Fun Fact: Before Jeff won the role as Seth Brundle, a few actors including Mel Gibson, Michael Keaton, Willem Dafoe, James Woods, John Lithgow & Richard Dreyfuss were considered for the lead role, but they all turned it down due to each one’s busy schedule.
David Cronenberg did a fantastic job for writing and directing.
At the time of its release, many critics compared Brundle’s transformation to The Aids Epidemic. Cronenberg metaphorically stated that the film reflects aging, cancer and terminal illness.
Chemistry between Jeff Goldblum & Geena Davis’ characters is considered one of the main highlights, makes you care about them.
Prosthetic Makeup and Bodysuits were heavily used on Jeff in order to show us audience members his grotesque metamorphosis as a half-man -half-insect as Brundle coined it, “Brundlefly.”
Howard Shore (The Lord Of The Rings Trilogy) orchestrated music for the film.
Cinematography didn’t suffer from technical difficulties.
Practical Effects were heavily involved to display Brundle’s Fly traits including sticking to walls like Spider-Man, acid vomit and animatronic puppets to bring Brundlefly to life. I’m giving the special effects and makeup Bonus Points, because they still hold up to this day.

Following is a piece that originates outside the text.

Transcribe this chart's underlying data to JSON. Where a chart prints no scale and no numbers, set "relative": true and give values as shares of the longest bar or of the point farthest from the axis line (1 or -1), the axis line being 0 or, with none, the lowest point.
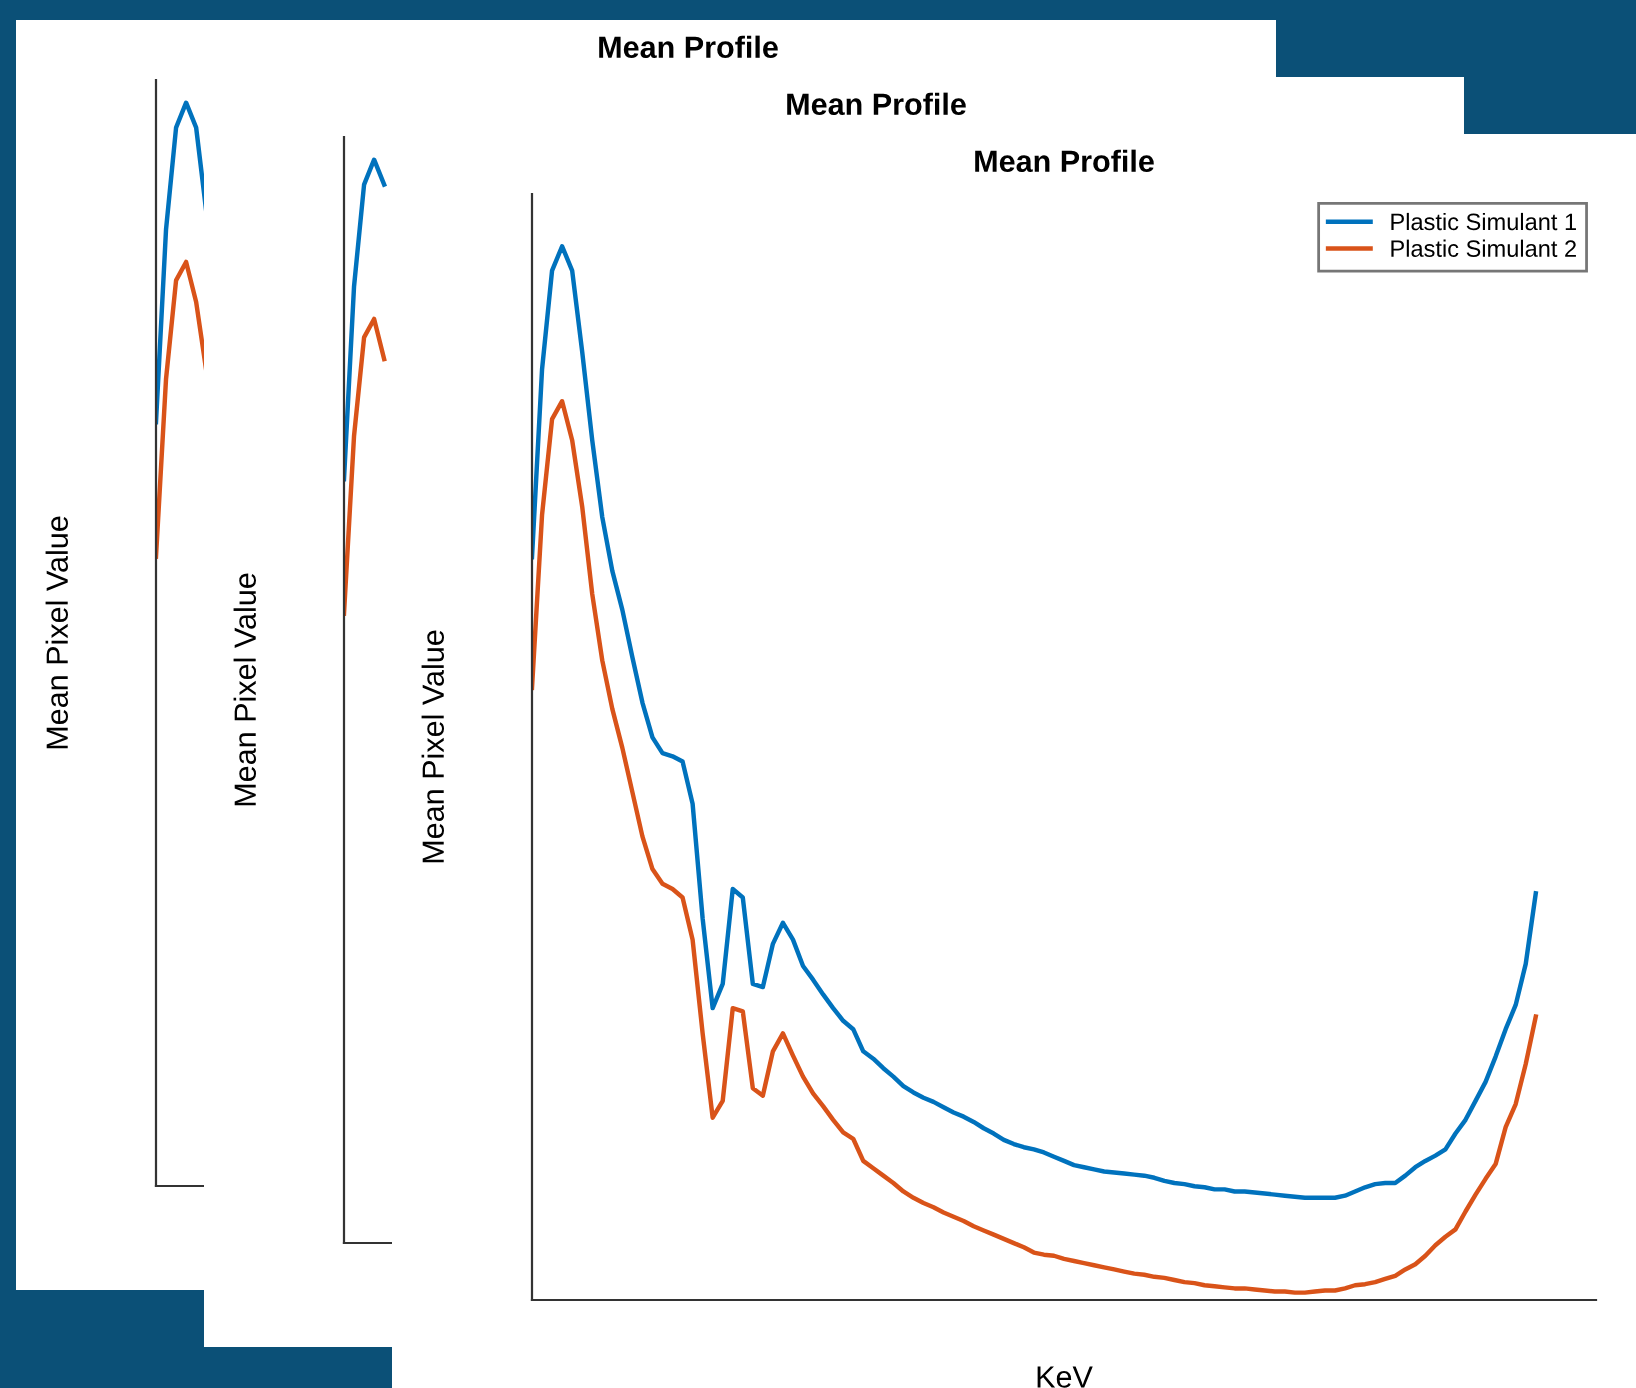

Scare Factor didn’t contain any shove it in your face Jump Scares. The horror element relies on Brundle’s perspective as his body begins to change like his flesh deteriorating in a disgusting way inhumanly possible. If you’re not familiar with David Cronenberg’s signature style for body horror films, be prepared. I advise you not to eat anything, otherwise you’ll begin to puke outta control. No wonder movie goers at the time walked out in disgust after eating their candy & popcorn.
The tone for the remake is more darker and tragic than the original.
Unlike the original as its told in the scientist’s wife’s point of view, Brundle is given more screen time as both protagonist/antagonist.
Brundle said the original film’s famous “Help me” line. The context behind “Help me” is played for drama.
Character Development involving Brundle. As the story progresses, he goes from a mild mannered gifted scientist, to a desperate hybrid slowly losing his humanity as a result of his mixed DNA desperate to find a cure before time runs out.
David Cronenberg himself makes a cameo appearance as a gynecologist.
I refuse to tell you the ending, you’re gonna have to see for yourself.
Unsuccessful: To be honest, I couldn’t find anything wrong with this movie. I’m giving the cast & crew an Extra Point for making this movie as flawless as possible.
The Final Verdict: A, FOR APEX!
David Cronenberg’s The Fly is arguably is magnum opus. Jeff Goldblum delivered an amazing performance alongside Geena Davis. Practical Effects/Makeup still hold up for a film released in 1986. The tragic romance between Jeff & Geena’s characters among other positive aspects listed. If you never seen The Fly before, I strongly recommend it. This movie is one of the best remakes of all time next to “John Carpenter’s The Thing,” “Ocean’s 11,” “Peter Jackson’s King Kong,” “Cape Fear,” “True Grit” & “3:10 To Yuma.”
Who’s excited to see Lady Gaga & Bradley Cooper’s A Star Is Born?